Tax season is in full swing and tax scams are everywhere. If it sounds too good to be true, it probably is! In recent years, thousands of people have lost millions of dollars and their personal information to tax scams and fake IRS communication.

How can you can tell if a crook is claiming to be the I.R.S. in an effort to steal your money or personal information? Watch for these giveaways.

The I.R.S. will never call you to demand immediate payment of income taxes. Anyone owing federal taxes first receives a written notice from the agency, in the form of a bill.

The I.R.S. never leaves a taxpayer with no chance of appeal. Taxpayers are perfectly within their rights to question and contest I.R.S. claims that they owe federal taxes.

The I.R.S. never threatens to sue taxpayers. A call, email, or letter threatening legal action with regard to your taxes is not an Internal Revenue Service communication.

The I.R.S. never calls the police or sheriff to arrest taxpayers. It does not hire local law enforcement officers to collect taxes.

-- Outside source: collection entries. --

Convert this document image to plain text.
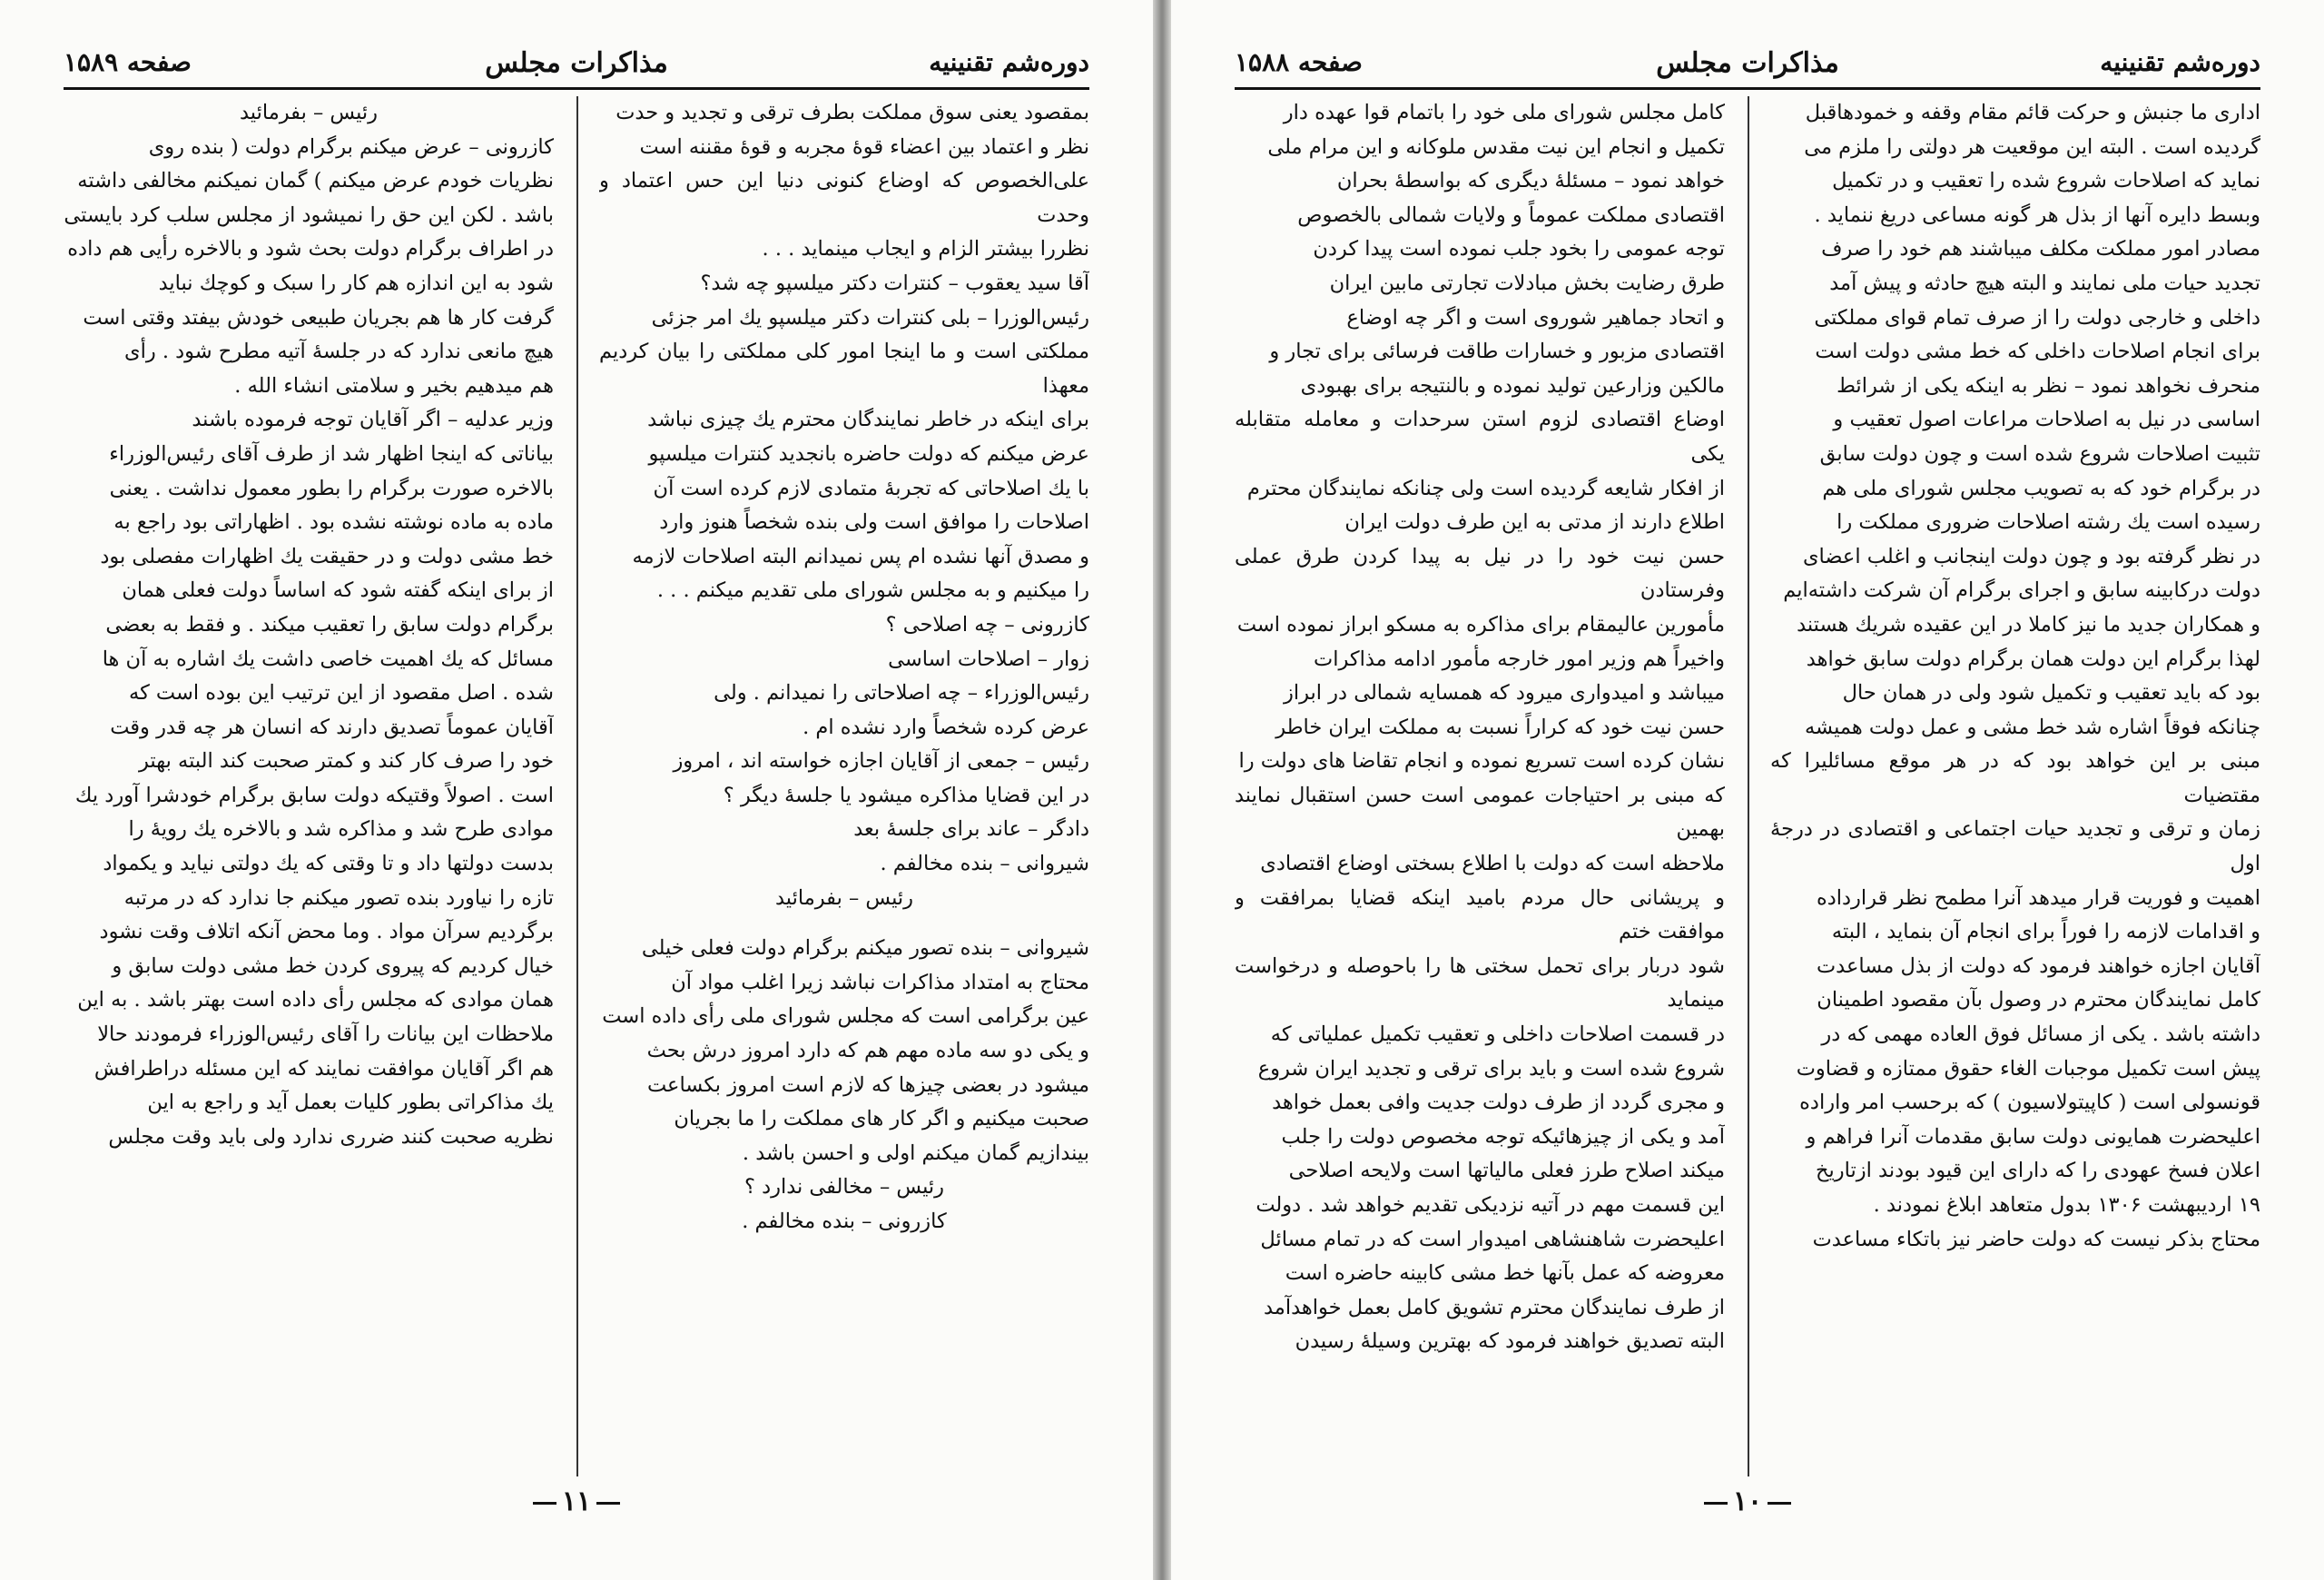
دوره‌شم تقنینیه
مذاکرات مجلس
صفحه ۱۵۸۹

بمقصود يعنی سوق مملکت بطرف ترقی و تجدید و حدت

نظر و اعتماد بین اعضاء قوهٔ مجربه و قوهٔ مقننه است

علی‌الخصوص که اوضاع کنونی دنیا این حس اعتماد و وحدت

نظررا بیشتر الزام و ایجاب مینماید . . .

آقا سید یعقوب – کنترات دکتر میلسپو چه شد؟

رئیس‌الوزرا – بلی کنترات دکتر میلسپو یك امر جزئی

مملکتی است و ما اینجا امور کلی مملکتی را بیان کردیم معهذا

برای اینکه در خاطر نمایندگان محترم یك چیزی نباشد

عرض میکنم که دولت حاضره بانجدید کنترات میلسپو

با یك اصلاحاتی که تجربهٔ متمادی لازم کرده است آن

اصلاحات را موافق است ولی بنده شخصاً هنوز وارد

و مصدق آنها نشده ام پس نمیدانم البته اصلاحات لازمه

را میکنیم و به مجلس شورای ملی تقدیم میکنم . . .

کازرونی – چه اصلاحی ؟

زوار – اصلاحات اساسی

رئیس‌الوزراء – چه اصلاحاتی را نمیدانم . ولی

عرض کرده شخصاً وارد نشده ام .

رئیس – جمعی از آقایان اجازه خواسته اند ، امروز

در این قضایا مذاکره میشود یا جلسهٔ دیگر ؟

دادگر – عاند برای جلسهٔ بعد

شیروانی – بنده مخالفم .

رئیس – بفرمائید

شیروانی – بنده تصور میکنم برگرام دولت فعلی خیلی

محتاج به امتداد مذاکرات نباشد زیرا اغلب مواد آن

عین برگرامی است که مجلس شورای ملی رأی داده است

و یکی دو سه ماده مهم هم که دارد امروز درش بحث

میشود در بعضی چیزها که لازم است امروز بکساعت

صحبت میکنیم و اگر کار های مملکت را ما بجریان

بیندازیم گمان میکنم اولی و احسن باشد .

رئیس – مخالفی ندارد ؟

کازرونی – بنده مخالفم .

رئیس – بفرمائید

کازرونی – عرض میکنم برگرام دولت ( بنده روی

نظریات خودم عرض میکنم ) گمان نمیکنم مخالفی داشته

باشد . لکن این حق را نمیشود از مجلس سلب کرد بایستی

در اطراف برگرام دولت بحث شود و بالاخره رأیی هم داده

شود به این اندازه هم کار را سبک و کوچك نباید

گرفت کار ها هم بجریان طبیعی خودش بیفتد وقتی است

هیچ مانعی ندارد که در جلسهٔ آتیه مطرح شود . رأی

هم میدهیم بخیر و سلامتی انشاء الله .

وزیر عدلیه – اگر آقایان توجه فرموده باشند

بیاناتی که اینجا اظهار شد از طرف آقای رئیس‌الوزراء

بالاخره صورت برگرام را بطور معمول نداشت . یعنی

ماده به ماده نوشته نشده بود . اظهاراتی بود راجع به

خط مشی دولت و در حقیقت یك اظهارات مفصلی بود

از برای اینکه گفته شود که اساساً دولت فعلی همان

برگرام دولت سابق را تعقیب میکند . و فقط به بعضی

مسائل که یك اهمیت خاصی داشت یك اشاره به آن ها

شده . اصل مقصود از این ترتیب این بوده است که

آقایان عموماً تصدیق دارند که انسان هر چه قدر وقت

خود را صرف کار کند و کمتر صحبت کند البته بهتر

است . اصولاً وقتیکه دولت سابق برگرام خودشرا آورد یك

موادی طرح شد و مذاکره شد و بالاخره یك رویهٔ را

بدست دولتها داد و تا وقتی که یك دولتی نیاید و یکمواد

تازه را نیاورد بنده تصور میکنم جا ندارد که در مرتبه

برگردیم سرآن مواد . وما محض آنکه اتلاف وقت نشود

خیال کردیم که پیروی کردن خط مشی دولت سابق و

همان موادی که مجلس رأی داده است بهتر باشد . به این

ملاحظات این بیانات را آقای رئیس‌الوزراء فرمودند حالا

هم اگر آقایان موافقت نمایند که این مسئله دراطرافش

یك مذاکراتی بطور کلیات بعمل آید و راجع به این

نظریه صحبت کنند ضرری ندارد ولی باید وقت مجلس

۱۱
دوره‌شم تقنینیه
مذاکرات مجلس
صفحه ۱۵۸۸

اداری ما جنبش و حرکت قائم مقام وقفه و خمودهاقبل

گردیده است . البته این موقعیت هر دولتی را ملزم می

نماید که اصلاحات شروع شده را تعقیب و در تکمیل

وبسط دایره آنها از بذل هر گونه مساعی دریغ ننماید .

مصادر امور مملکت مکلف میباشند هم خود را صرف

تجدید حیات ملی نمایند و البته هیچ حادثه و پیش آمد

داخلی و خارجی دولت را از صرف تمام قوای مملکتی

برای انجام اصلاحات داخلی که خط مشی دولت است

منحرف نخواهد نمود – نظر به اینکه یکی از شرائط

اساسی در نیل به اصلاحات مراعات اصول تعقیب و

تثبیت اصلاحات شروع شده است و چون دولت سابق

در برگرام خود که به تصویب مجلس شورای ملی هم

رسیده است یك رشته اصلاحات ضروری مملکت را

در نظر گرفته بود و چون دولت اینجانب و اغلب اعضای

دولت درکابینه سابق و اجرای برگرام آن شرکت داشته‌ایم

و همکاران جدید ما نیز کاملا در این عقیده شریك هستند

لهذا برگرام این دولت همان برگرام دولت سابق خواهد

بود که باید تعقیب و تکمیل شود ولی در همان حال

چنانکه فوقاً اشاره شد خط مشی و عمل دولت همیشه

مبنی بر این خواهد بود که در هر موقع مسائلیرا که مقتضیات

زمان و ترقی و تجدید حیات اجتماعی و اقتصادی در درجهٔ اول

اهمیت و فوریت قرار میدهد آنرا مطمح نظر قرارداده

و اقدامات لازمه را فوراً برای انجام آن بنماید ، البته

آقایان اجازه خواهند فرمود که دولت از بذل مساعدت

کامل نمایندگان محترم در وصول بآن مقصود اطمینان

داشته باشد . یکی از مسائل فوق العاده مهمی که در

پیش است تکمیل موجبات الغاء حقوق ممتازه و قضاوت

قونسولی است ( کاپیتولاسیون ) که برحسب امر واراده

اعلیحضرت همایونی دولت سابق مقدمات آنرا فراهم و

اعلان فسخ عهودی را که دارای این قیود بودند ازتاریخ

۱۹ اردیبهشت ۱۳۰۶ بدول متعاهد ابلاغ نمودند .

محتاج بذکر نیست که دولت حاضر نیز باتکاء مساعدت

کامل مجلس شورای ملی خود را باتمام قوا عهده دار

تکمیل و انجام این نیت مقدس ملوکانه و این مرام ملی

خواهد نمود – مسئلهٔ دیگری که بواسطهٔ بحران

اقتصادی مملکت عموماً و ولایات شمالی بالخصوص

توجه عمومی را بخود جلب نموده است پیدا کردن

طرق رضایت بخش مبادلات تجارتی مابین ایران

و اتحاد جماهیر شوروی است و اگر چه اوضاع

اقتصادی مزبور و خسارات طاقت فرسائی برای تجار و

مالکین وزارعین تولید نموده و بالنتیجه برای بهبودی

اوضاع اقتصادی لزوم استن سرحدات و معامله متقابله یکی

از افکار شایعه گردیده است ولی چنانکه نمایندگان محترم

اطلاع دارند از مدتی به این طرف دولت ایران

حسن نیت خود را در نیل به پیدا کردن طرق عملی وفرستادن

مأمورین عالیمقام برای مذاکره به مسکو ابراز نموده است

واخیراً هم وزیر امور خارجه مأمور ادامه مذاکرات

میباشد و امیدواری میرود که همسایه شمالی در ابراز

حسن نیت خود که کراراً نسبت به مملکت ایران خاطر

نشان کرده است تسریع نموده و انجام تقاضا های دولت را

که مبنی بر احتیاجات عمومی است حسن استقبال نمایند بهمین

ملاحظه است که دولت با اطلاع بسختی اوضاع اقتصادی

و پریشانی حال مردم بامید اینکه قضایا بمرافقت و موافقت ختم

شود دربار برای تحمل سختی ها را باحوصله و درخواست مینماید

در قسمت اصلاحات داخلی و تعقیب تکمیل عملیاتی که

شروع شده است و باید برای ترقی و تجدید ایران شروع

و مجری گردد از طرف دولت جدیت وافی بعمل خواهد

آمد و یکی از چیزهائیکه توجه مخصوص دولت را جلب

میکند اصلاح طرز فعلی مالیاتها است ولایحه اصلاحی

این قسمت مهم در آتیه نزدیکی تقدیم خواهد شد . دولت

اعلیحضرت شاهنشاهی امیدوار است که در تمام مسائل

معروضه که عمل بآنها خط مشی کابینه حاضره است

از طرف نمایندگان محترم تشویق کامل بعمل خواهدآمد

البته تصدیق خواهند فرمود که بهترین وسیلهٔ رسیدن

۱۰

The I.R.S. never asks for your credit or debit card number over the phone. Anyone who does this is a criminal preying on you. If a caller demands that you pay taxes using a prepaid debit card, this is a dead giveaway of a scam.

If you think you may have been victimized by a tax scam, either this year or in previous years, you should take the following actions:

  1. Go to the U.S. Treasury’s website. Visit treasury.gov/tigta/contact_report_scam.shtml, the Treasury Inspector General for Tax Administration’s IRS Impersonation Scam Reporting web page and report what happened to you.
  2. Go to ftc.gov, the website of the Federal Trade Commission. Report what happened to you via the FTC Complaint Assistant.

If you do receive an email claiming to be from the IRS, and you weren’t expecting one, don’t reply, click on any links, or open any attachments. Forward the email as is to [email protected] and delete the original email.

Be alert. Like many other types of scams, the best defense against tax scams is knowing what to look for.